As there are no characters that can be used to consistently separate Tribasodellus and Araneibatrus, these two genera are synonymized here, with Araneibatrus being the senior synonym, syn. n. Consequently, the only member of Tribasodellus, T. callissimus , is placed in Araneibatrus, resulting in Araneibatrus callissimus comb. n. At present, we have failed to find any synapomorphy to support the monophyly of this derived genus containing both leaf litter-dwelling and cavernicolous species that exhibit different degrees of adaptation, but the combination of the characters listed in the ‘Diagnosis’ section seems to be unique. Pending discovery of new evidence, all new species described in this paper are placed in Araneibatrus.

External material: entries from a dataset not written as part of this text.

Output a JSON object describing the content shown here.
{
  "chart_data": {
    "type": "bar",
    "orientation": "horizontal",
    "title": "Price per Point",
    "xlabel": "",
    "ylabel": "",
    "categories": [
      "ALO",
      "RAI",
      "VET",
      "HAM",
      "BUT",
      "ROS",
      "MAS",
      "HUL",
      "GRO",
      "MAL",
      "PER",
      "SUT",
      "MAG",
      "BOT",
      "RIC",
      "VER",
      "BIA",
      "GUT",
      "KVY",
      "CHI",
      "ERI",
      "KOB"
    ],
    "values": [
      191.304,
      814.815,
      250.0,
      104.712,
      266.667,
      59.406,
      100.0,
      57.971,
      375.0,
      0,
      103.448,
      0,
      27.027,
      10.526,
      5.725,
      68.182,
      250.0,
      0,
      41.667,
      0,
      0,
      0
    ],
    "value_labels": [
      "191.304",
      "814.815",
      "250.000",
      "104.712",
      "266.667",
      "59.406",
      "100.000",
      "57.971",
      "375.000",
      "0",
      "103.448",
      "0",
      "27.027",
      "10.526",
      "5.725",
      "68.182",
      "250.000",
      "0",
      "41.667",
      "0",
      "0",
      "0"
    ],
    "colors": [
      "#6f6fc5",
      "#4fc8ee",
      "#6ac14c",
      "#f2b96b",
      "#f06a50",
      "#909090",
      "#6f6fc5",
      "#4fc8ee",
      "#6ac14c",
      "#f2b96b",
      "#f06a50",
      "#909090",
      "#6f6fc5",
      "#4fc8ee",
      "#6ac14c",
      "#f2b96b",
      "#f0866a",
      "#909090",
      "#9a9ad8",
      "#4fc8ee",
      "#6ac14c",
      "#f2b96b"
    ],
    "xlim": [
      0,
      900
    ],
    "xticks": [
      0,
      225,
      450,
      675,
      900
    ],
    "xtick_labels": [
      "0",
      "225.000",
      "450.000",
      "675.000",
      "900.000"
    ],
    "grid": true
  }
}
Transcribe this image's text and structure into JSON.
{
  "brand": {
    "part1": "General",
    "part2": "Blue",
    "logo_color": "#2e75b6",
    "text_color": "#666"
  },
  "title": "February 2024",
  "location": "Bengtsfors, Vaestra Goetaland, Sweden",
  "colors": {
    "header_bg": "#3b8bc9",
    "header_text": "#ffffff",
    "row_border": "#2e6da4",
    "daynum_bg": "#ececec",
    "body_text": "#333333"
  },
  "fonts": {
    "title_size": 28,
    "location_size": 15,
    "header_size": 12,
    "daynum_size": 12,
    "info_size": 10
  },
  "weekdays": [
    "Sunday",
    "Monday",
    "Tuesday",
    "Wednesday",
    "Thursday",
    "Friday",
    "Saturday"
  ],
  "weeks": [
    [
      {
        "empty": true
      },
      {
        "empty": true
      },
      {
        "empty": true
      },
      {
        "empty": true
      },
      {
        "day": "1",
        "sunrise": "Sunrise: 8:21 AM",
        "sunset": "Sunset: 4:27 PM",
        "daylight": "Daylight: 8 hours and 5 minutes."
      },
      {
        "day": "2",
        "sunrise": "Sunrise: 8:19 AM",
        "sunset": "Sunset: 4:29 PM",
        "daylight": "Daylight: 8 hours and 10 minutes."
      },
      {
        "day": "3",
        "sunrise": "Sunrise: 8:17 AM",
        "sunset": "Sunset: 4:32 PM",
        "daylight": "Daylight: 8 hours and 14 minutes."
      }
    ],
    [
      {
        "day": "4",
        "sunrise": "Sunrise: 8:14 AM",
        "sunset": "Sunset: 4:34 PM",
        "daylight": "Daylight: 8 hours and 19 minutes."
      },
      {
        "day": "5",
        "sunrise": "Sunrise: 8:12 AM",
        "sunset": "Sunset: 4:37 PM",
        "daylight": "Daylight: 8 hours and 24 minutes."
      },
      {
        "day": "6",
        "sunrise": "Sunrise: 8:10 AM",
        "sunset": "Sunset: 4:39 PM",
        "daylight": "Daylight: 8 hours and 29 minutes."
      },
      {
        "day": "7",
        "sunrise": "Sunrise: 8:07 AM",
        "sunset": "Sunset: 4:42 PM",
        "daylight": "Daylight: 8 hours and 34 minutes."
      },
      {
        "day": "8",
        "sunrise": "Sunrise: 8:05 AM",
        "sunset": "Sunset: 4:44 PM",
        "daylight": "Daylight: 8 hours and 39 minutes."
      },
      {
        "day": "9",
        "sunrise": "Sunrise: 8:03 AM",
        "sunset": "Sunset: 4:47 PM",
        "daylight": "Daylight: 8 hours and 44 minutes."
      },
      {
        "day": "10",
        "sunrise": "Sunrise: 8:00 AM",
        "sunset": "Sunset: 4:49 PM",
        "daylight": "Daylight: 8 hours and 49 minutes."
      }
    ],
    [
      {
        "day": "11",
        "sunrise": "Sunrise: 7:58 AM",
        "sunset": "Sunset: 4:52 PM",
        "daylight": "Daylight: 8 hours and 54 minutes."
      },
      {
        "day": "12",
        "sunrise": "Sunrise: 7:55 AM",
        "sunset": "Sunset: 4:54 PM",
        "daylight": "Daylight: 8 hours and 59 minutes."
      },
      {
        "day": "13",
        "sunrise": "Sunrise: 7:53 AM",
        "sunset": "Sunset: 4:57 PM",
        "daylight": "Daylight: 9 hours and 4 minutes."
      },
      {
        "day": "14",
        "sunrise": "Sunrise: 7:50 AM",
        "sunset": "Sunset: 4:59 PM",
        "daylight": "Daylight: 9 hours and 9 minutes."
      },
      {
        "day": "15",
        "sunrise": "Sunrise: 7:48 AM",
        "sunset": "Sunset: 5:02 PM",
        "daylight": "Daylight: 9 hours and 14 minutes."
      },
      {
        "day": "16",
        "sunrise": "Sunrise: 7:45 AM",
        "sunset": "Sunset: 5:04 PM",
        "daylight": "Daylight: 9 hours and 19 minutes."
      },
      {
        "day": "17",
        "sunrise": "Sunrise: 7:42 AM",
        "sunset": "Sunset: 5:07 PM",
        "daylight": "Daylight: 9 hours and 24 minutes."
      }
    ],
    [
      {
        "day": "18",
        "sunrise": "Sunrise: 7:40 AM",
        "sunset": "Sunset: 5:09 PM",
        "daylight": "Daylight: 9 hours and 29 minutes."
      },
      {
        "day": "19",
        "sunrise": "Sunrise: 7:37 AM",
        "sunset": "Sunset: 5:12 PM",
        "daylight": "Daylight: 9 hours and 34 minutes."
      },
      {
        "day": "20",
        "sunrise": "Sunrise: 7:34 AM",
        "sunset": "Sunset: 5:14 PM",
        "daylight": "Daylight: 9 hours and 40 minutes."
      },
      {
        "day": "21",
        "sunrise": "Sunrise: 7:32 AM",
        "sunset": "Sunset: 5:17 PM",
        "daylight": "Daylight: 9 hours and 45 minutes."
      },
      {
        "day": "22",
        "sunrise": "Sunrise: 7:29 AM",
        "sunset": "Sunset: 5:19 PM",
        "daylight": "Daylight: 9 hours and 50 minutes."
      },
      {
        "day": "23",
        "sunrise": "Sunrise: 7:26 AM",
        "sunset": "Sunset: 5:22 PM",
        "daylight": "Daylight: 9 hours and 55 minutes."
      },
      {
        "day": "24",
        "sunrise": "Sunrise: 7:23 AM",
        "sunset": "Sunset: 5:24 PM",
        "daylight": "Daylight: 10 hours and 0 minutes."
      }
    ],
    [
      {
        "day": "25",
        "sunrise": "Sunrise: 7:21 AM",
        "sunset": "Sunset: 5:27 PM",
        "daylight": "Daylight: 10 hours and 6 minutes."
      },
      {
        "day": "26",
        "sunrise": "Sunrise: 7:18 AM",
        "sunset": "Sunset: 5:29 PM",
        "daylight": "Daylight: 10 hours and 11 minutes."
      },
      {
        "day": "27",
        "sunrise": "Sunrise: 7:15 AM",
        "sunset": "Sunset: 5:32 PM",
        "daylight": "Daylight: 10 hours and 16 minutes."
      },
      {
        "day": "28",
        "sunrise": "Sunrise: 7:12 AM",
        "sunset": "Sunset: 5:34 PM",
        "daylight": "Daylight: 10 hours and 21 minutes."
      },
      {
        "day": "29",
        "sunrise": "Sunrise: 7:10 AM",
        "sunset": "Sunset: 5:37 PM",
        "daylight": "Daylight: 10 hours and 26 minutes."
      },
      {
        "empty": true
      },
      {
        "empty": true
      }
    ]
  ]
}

Comparative notes. Including the new species described in this paper, Araneibatrus now contains one epigean and five cavernicolous species scattered in the southern provinces of China and northern Laos ( Fig. 12 View FIGURE 12 ). The genus is similar to Tribasodites Jeannel containing nineteen species (including thirteen cavernicolous species placed in the ‘ T. bedosae group’) from India, Japan, eastern and southern China, Taiwan, and northern Thailand ( Jeannel 1960; Zhao, Yin & Li 2010; Yin, Li & Zhao 2011; Yin, Nomura & Li 2015). These two genera can be separated primarily by the combination of the more elongate head, pronotum, and elytra, lack of spines on the pronotal lateral margins, and often lack of the pronotal dorsal carinae in Araneibatrus, while members of Tribasodites possess a shorter head, their pronotum is much stouter, often with distinct dorsal discal carinae and marginal spines; also the forms of the antennal modifications and the aedeagal structures are different. Another recently described troglobitic genus Zopherobatrus Yin & Li, with a single species Z. tianmingyii Yin & Li, also exhibits strong cavernicolous adaptations (Yin & Li 2015). It can be readily separated from Araneibatrus by the presence of an anteriorly facing U-shaped sulcus that connects the vertexal foveae, presence of a pair of lateral longitudinal sulci on the pronotum, each elytron with two basal foveae, and aedeagus with a movable articulated dorsal lobe.